While Swift is usually the heartbroken subject in her breakup songs, “Back to December” sees Swift apologize and take the blame for the end of a relationship. Even if you were the heartbreaker, letting go of a relationship when the other person still loves you can be painful. If Valentine’s Day is making you mourn an old flame you let go, consider giving “Back to December” a listen.

Fearless (Taylor’s Version): “Mr. Perfectly Fine”

It can be painful to see an ex happy or with someone new while you’re still heartbroken, so if you’re feeling a little like Miss Misery this Valentine’s Day, “Mr. Perfectly Fine” is the perfect song for you. Its mix of stone-cold, bitter sarcasm and genuine frustration makes it great for a venting session.

Red (Taylor’s Version): “All Too Well (10 Minute Version) (Taylor’s Version) (From the Vault)”

Just between us, did the love affair maim you all too well? 

It certainly maimed us, Miss Swift. 

The original “All Too Well” was already heartbreaking, but the extended version from the re-release of ‘Red’ is heart-shattering. Nothing is more cathartic than singing out the lyrics of this 10-minute masterpiece. If you pair it with the short film, you’ll want to have tissues on standby.

1989: “Welcome to New York”

Take your broken heart and put it in a drawer with this upbeat song about new beginnings. Even if you have absolutely no plans to move to New York in the near future, “Welcome to New York” is perfect if you’re ready to move on from heartbreak and start anew.

 Reputation: “New Year’s Day”

Glitter, candle wax, and Polaroids on the floor, girls carrying their shoes in the lobby. Taking place in the aftermath of a big, flashy New Year’s Eve party, Swift describes the post realization of the fear of losing someone close to you when in love. This slow song is the perfect outro which exposes her vulnerability which comes with loving someone after an upbeat, fun album.

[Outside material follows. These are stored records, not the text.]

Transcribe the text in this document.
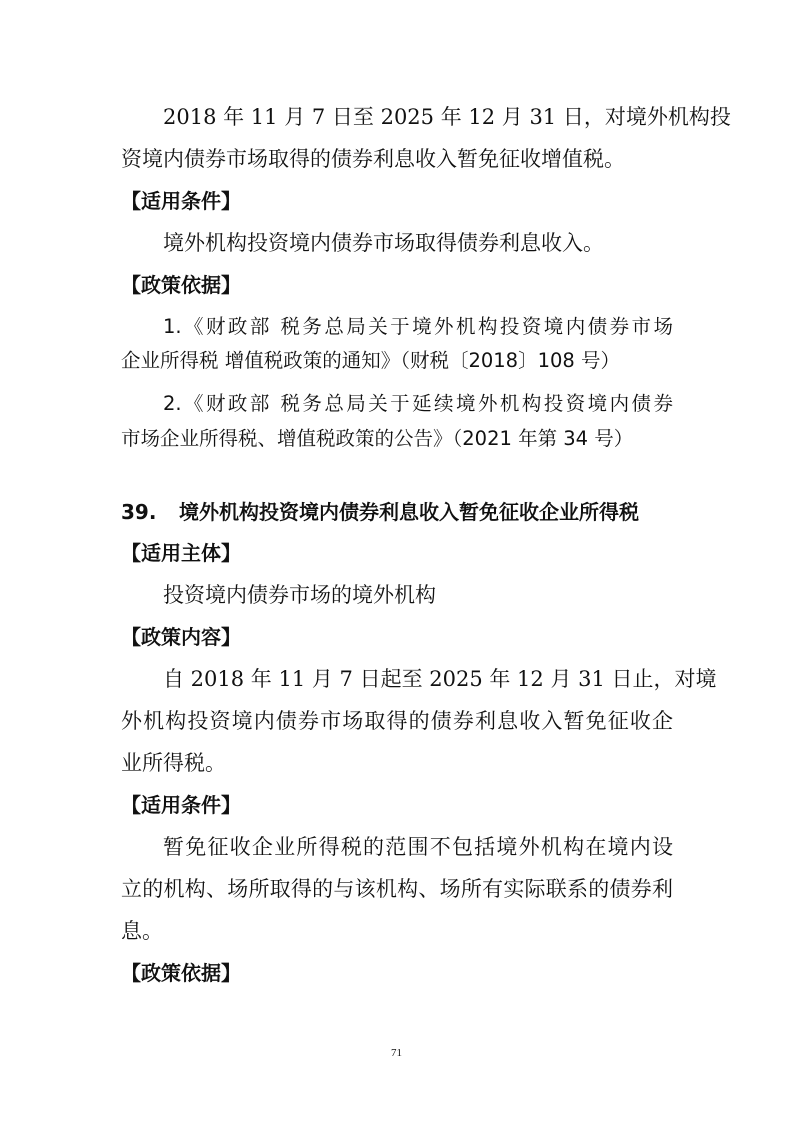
2018 年 11 月 7 日至 2025 年 12 月 31 日，对境外机构投
资境内债券市场取得的债券利息收入暂免征收增值税。
【适用条件】
境外机构投资境内债券市场取得债券利息收入。
【政策依据】
1.《财政部 税务总局关于境外机构投资境内债券市场
企业所得税 增值税政策的通知》（财税〔2018〕108 号）
2.《财政部 税务总局关于延续境外机构投资境内债券
市场企业所得税、增值税政策的公告》（2021 年第 34 号）
39. 境外机构投资境内债券利息收入暂免征收企业所得税
【适用主体】
投资境内债券市场的境外机构
【政策内容】
自 2018 年 11 月 7 日起至 2025 年 12 月 31 日止，对境
外机构投资境内债券市场取得的债券利息收入暂免征收企
业所得税。
【适用条件】
暂免征收企业所得税的范围不包括境外机构在境内设
立的机构、场所取得的与该机构、场所有实际联系的债券利
息。
【政策依据】
71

Lover: “Death by a Thousand Cuts”

Even one of Swift’s happiest albums has a heartbreak song for all the girlies who haven’t quite entered their own Lover era yet. While the music is upbeat, the lyrics pack a painful punch as Swift describes the end of a relationship where two people genuinely loved each other, but just became distant, comparing the experience to a long, slow death. If you find yourself in this situation, give “Death by a Thousand Cuts” a listen.

Folklore: “the 1”

Soulmates don’t always end up together. The second song on her album, Folklore, shows a realistic portrayal of the aftermath of ending a relationship. While the song’s character tries healing from a breakup, lingering thoughts still remain, “if one thing had been different, would everything be different today?”

Evermore: “no body, no crime” ft. HAIM

If you’re looking for a healthy dose of revenge fantasy, look no further. “no body, no crime” is a folk revenge ballad telling the story of a cheating husband who kills his wife, Este, and then gets killed by Este’s friend. With its storytelling surrounding the affair turned crime scene, this song is a departure from her traditional breakup songs, but that makes it the perfect song to sing with your friends post-breakup. It has the same vibes as Carrie Underwood’s “Before He Cheats,” just switching tire slashing with murder.

Midnights: “Would’ve, Could’ve, Should’ve”

From the 3am tracks of Swift’s newest album, Midnights, “Would’ve, Could’ve, Should’ve” describes the trauma Swift experienced as a teenager from a relationship with a man over ten years her senior that left her scarred. Breakups are always difficult, but this one in particular stings more than Swift’s usual breakup songs with its imagery comparing the relationship to ‘dancing with the devil.’ If there’s a relationship that you fully regret, this song could offer therapeutic emotional release.